CICAF 2025で広がるイマーシブなアニメ体験 杭州発の国際ニュース video poster
中国・杭州で開催された国際アニメイベント「China International Cartoon and Animation Festival(CICAF)2025」が、21年目を迎えました。累計来場者数は1,800万人超、参加企業は世界で2万1,000社以上。いまや世界有数のアニメーションショーケースとして、アジア発のイマーシブ(没入型)コンテンツとビジネスの最前線を映し出しています。
CICAFとは何か:21年で育った国際アニメのハブ
China International Cartoon and Animation Festival(CICAF)は、中国・杭州を舞台にした国際的なアニメーションフェスティバルです。2025年で21回目を迎え、これまでに累計1,800万人以上が来場し、世界各地から2万1,000社にのぼる企業が参加してきました。
この数字は、CICAFが単なるファンイベントにとどまらず、アニメやマンガ、キャラクター産業に関わる人々が集まる「ハブ」として成長してきたことを物語っています。作品を見せる場であると同時に、新しい企画や共同制作、ライセンスビジネスなどが生まれるきっかけの場にもなっています。
キーワードはイマーシブ・イノベーション
CICAF 2025の合言葉は、タイトルにもある通り「イマーシブ・イノベーション」です。イマーシブとは、観客が作品世界に「入り込んだ」ように感じられる没入体験のことを指します。
アニメやゲームの分野では、スクリーンの前で受け身で見るだけでなく、空間全体を使った映像演出やインタラクティブな体験が広がっています。こうした流れの中で、CICAF 2025は、アニメーションとデジタル技術を組み合わせた新しい表現や、ファンとの関わり方を探る場として注目されています。
たとえば、キャラクターと同じ空間にいるように感じられる展示や、物語の一部を自分で選択して進めていく体験など、「物語の中に入る」感覚をどう生み出すかが、クリエイターや企業にとって重要なテーマになっています。
1,800万人と2万1,000社が積み上げたネットワーク
これまでにCICAFを訪れた来場者は累計1,800万人以上、参加した企業は世界で2万1,000社以上にのぼります。このスケールの国際アニメフェスティバルは、世界でも限られた存在です。
多様な企業やクリエイターが同じ場所に集まることで、次のような動きが生まれやすくなります。
- 新作アニメやキャラクターの国際展開に向けた商談
- スタジオ同士の共同制作や技術協力の相談
- 配信プラットフォームやメディアとのパートナーシップ探し
こうした積み重ねが、CICAFを「世界のアニメビジネスが交わる場」として位置づけてきたといえます。
杭州から世界へ:メディアが伝えるCICAF 2025
国際ニュースメディアも、CICAF 2025の動きに注目しています。
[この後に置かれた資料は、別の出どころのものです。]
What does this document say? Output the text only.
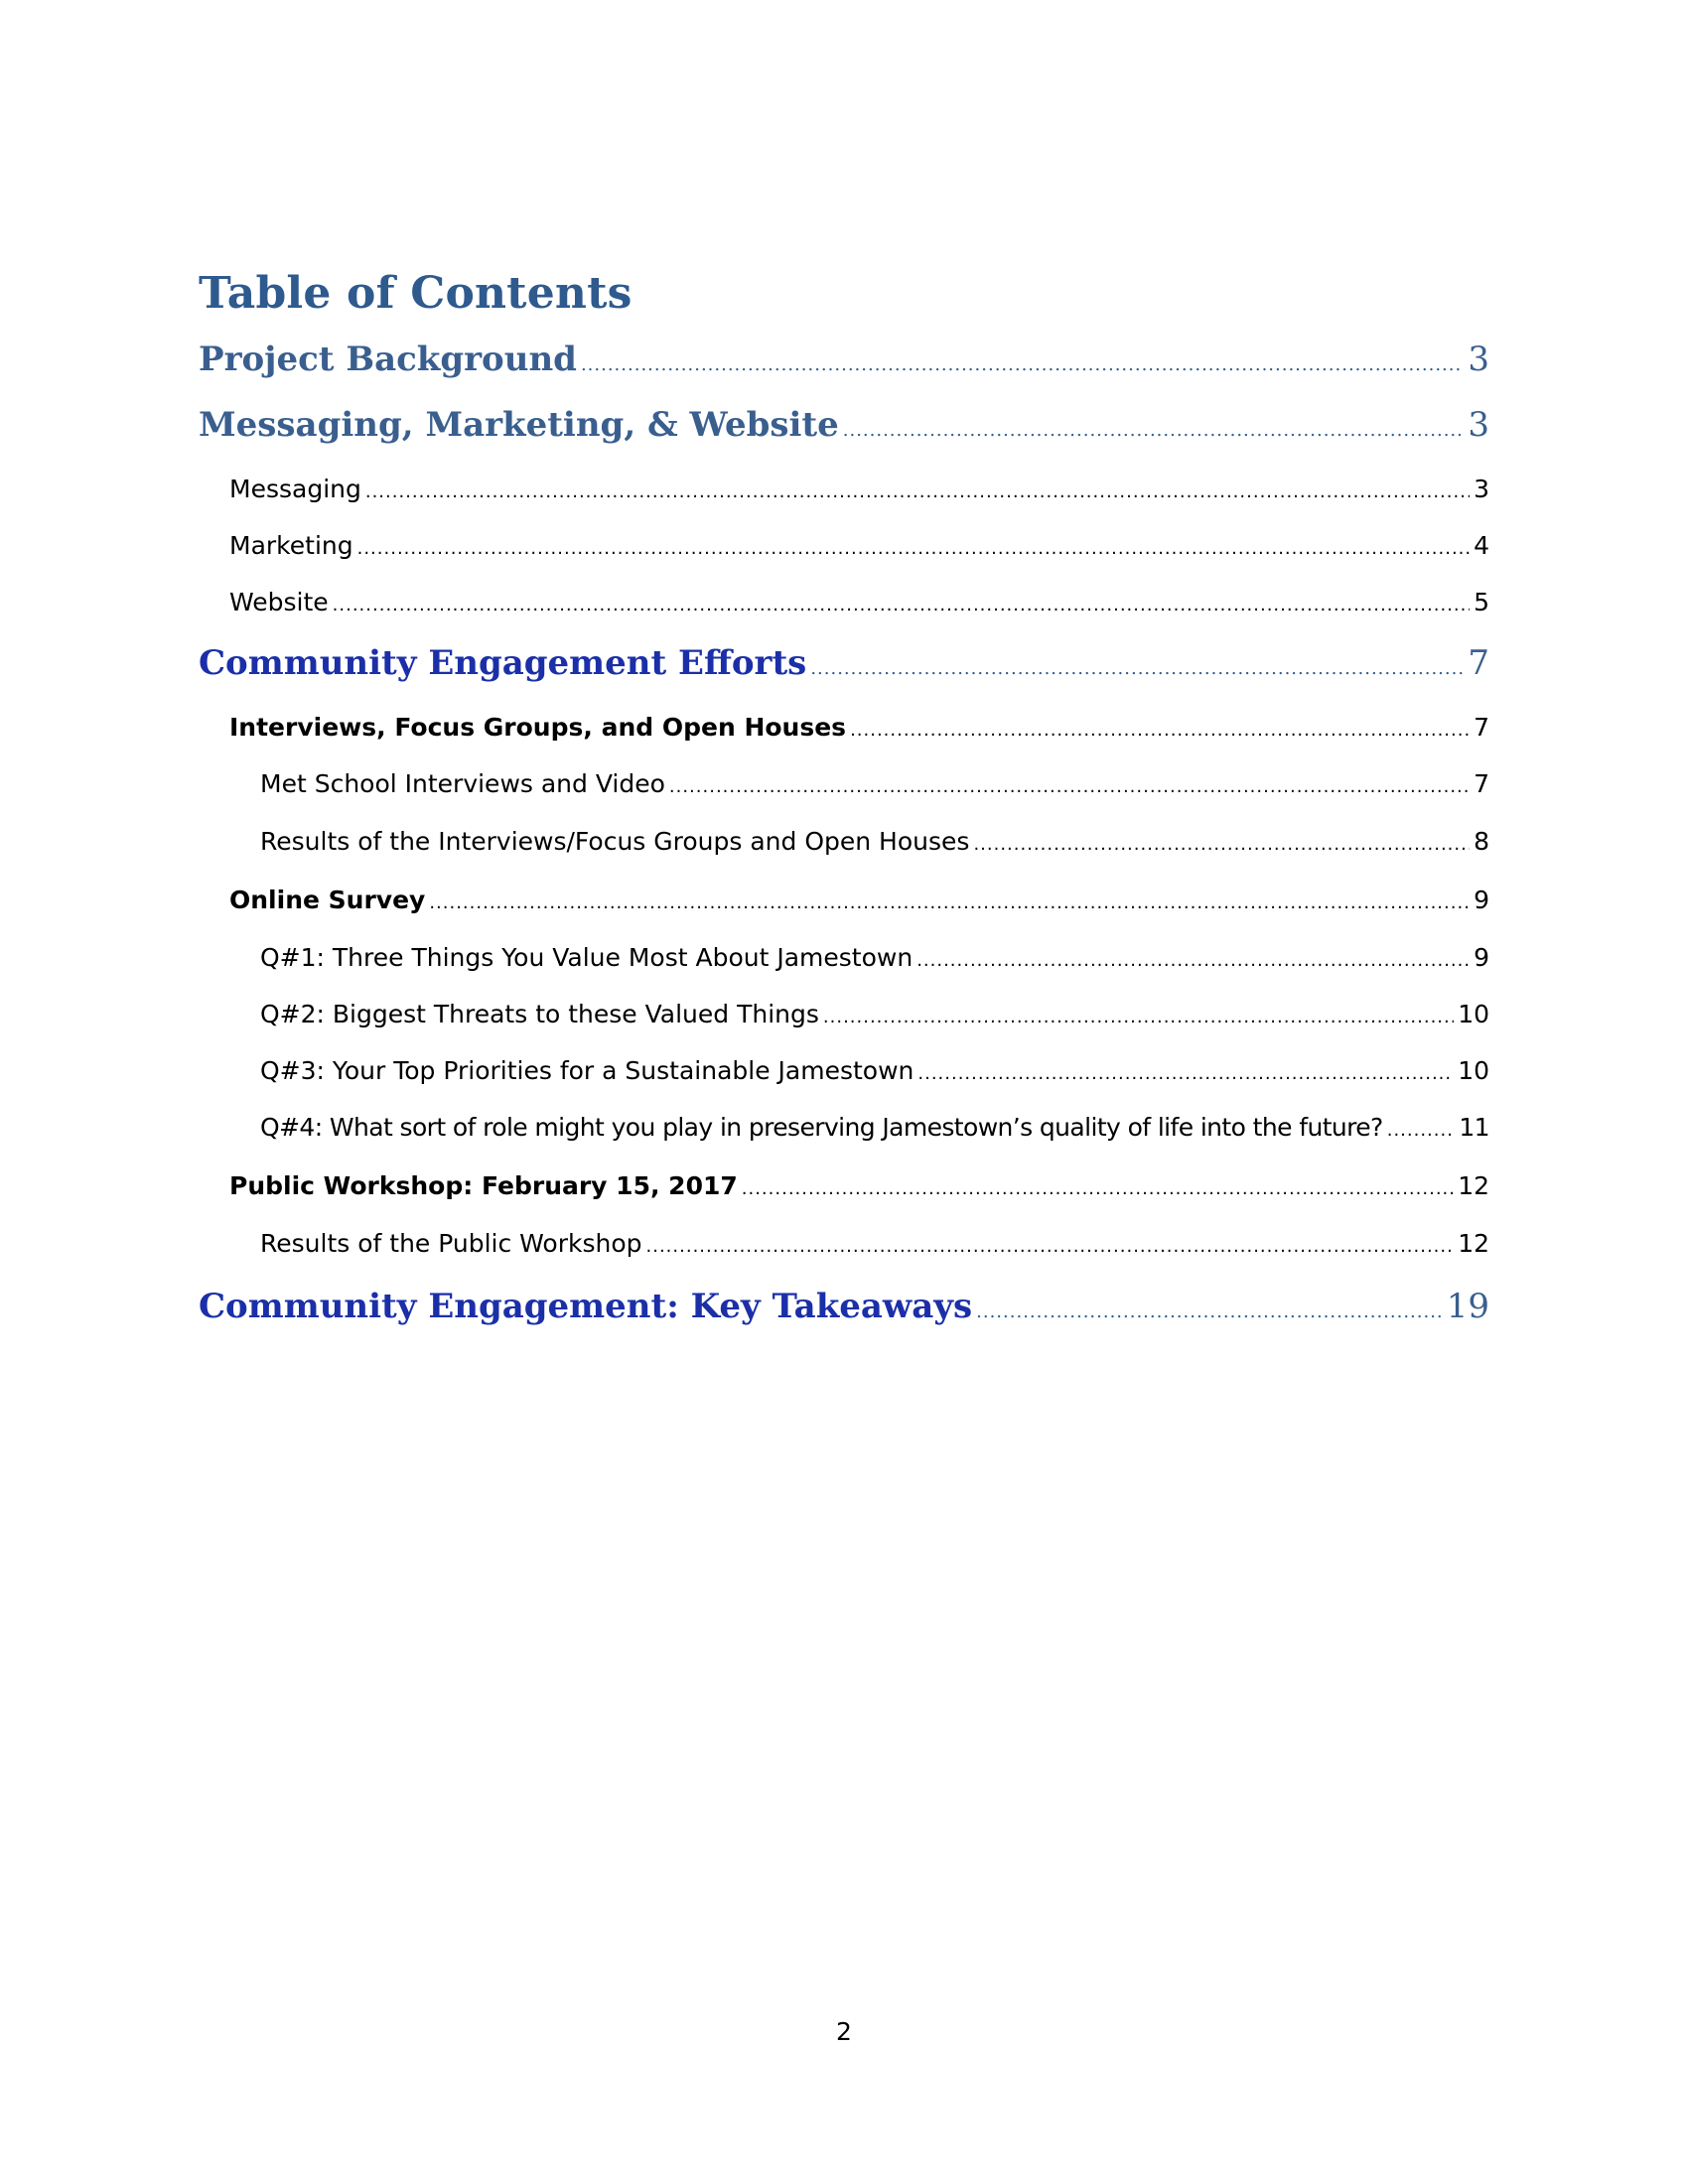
Table of Contents
Project Background .....	3
Messaging, Marketing, & Website .....	3
Messaging .....	3
Marketing .....	4
Website .....	5
Community Engagement Efforts .....	7
Interviews, Focus Groups, and Open Houses .....	7
Met School Interviews and Video .....	7
Results of the Interviews/Focus Groups and Open Houses .....	8
Online Survey .....	9
Q#1: Three Things You Value Most About Jamestown .....	9
Q#2: Biggest Threats to these Valued Things .....	10
Q#3: Your Top Priorities for a Sustainable Jamestown .....	10
Q#4: What sort of role might you play in preserving Jamestown’s quality of life into the future? .....	11
Public Workshop: February 15, 2017 .....	12
Results of the Public Workshop .....	12
Community Engagement: Key Takeaways .....	19
2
CGTNの朱思穎(Zhu Siying)記者は、現地・杭州からフェスティバルの様子を伝え、会場の雰囲気や来場者の声、最新のイマーシブコンテンツを紹介しています。
現場からのレポートを通じて、海外の視聴者も杭州の街の空気感や、アニメを軸にした創造産業の活力に触れることができます。アニメという共通言語を通じて、都市の魅力や文化的な自信を発信している点も、CICAFの特徴だといえます。
日本の読者にとってのCICAF 2025
日本のアニメファンやクリエイターにとって、CICAF 2025は少なくとも三つの意味を持つイベントといえます。
- アジアのアニメ動向を知る窓口:世界有数の規模を誇るCICAFの動きは、アジアの視聴者がどのような作品や体験を求めているのかを知るヒントになります。
- イマーシブ表現の実験場:没入型のアニメ体験は、日本のスタジオやコンテンツホルダーにとっても避けて通れないテーマです。他地域の試みを知ることは、新しいアイデアの刺激になります。
- 将来のコラボレーションの可能性:累計2万1,000社が参加してきたネットワークは、国境を越えた共同制作やIP(知的財産)の展開において重要な役割を果たしうる場です。
アニメをめぐる国際ニュースを日本語で追いかけることは、単に「海外のトレンドを知る」だけでなく、自分たちの強みや次の一歩を考えるきっかけにもなります。
「読みやすいのに考えさせられる」国際アニメニュースとして
21年目を迎えたCICAF 2025は、数字の上でも、演出や体験の面でも、国際アニメシーンの重要な舞台になりつつあります。イマーシブ・イノベーションというキーワードは、これからのアニメ制作やファン体験のあり方を考えるうえで、避けて通れないテーマです。
日本にいる私たちも、杭州から届くCICAFのニュースに耳を傾けることで、「アニメをどう楽しみ、どう作り、どう世界とつながっていくか」という問いを、あらためて自分ごととして考えてみることができるのではないでしょうか。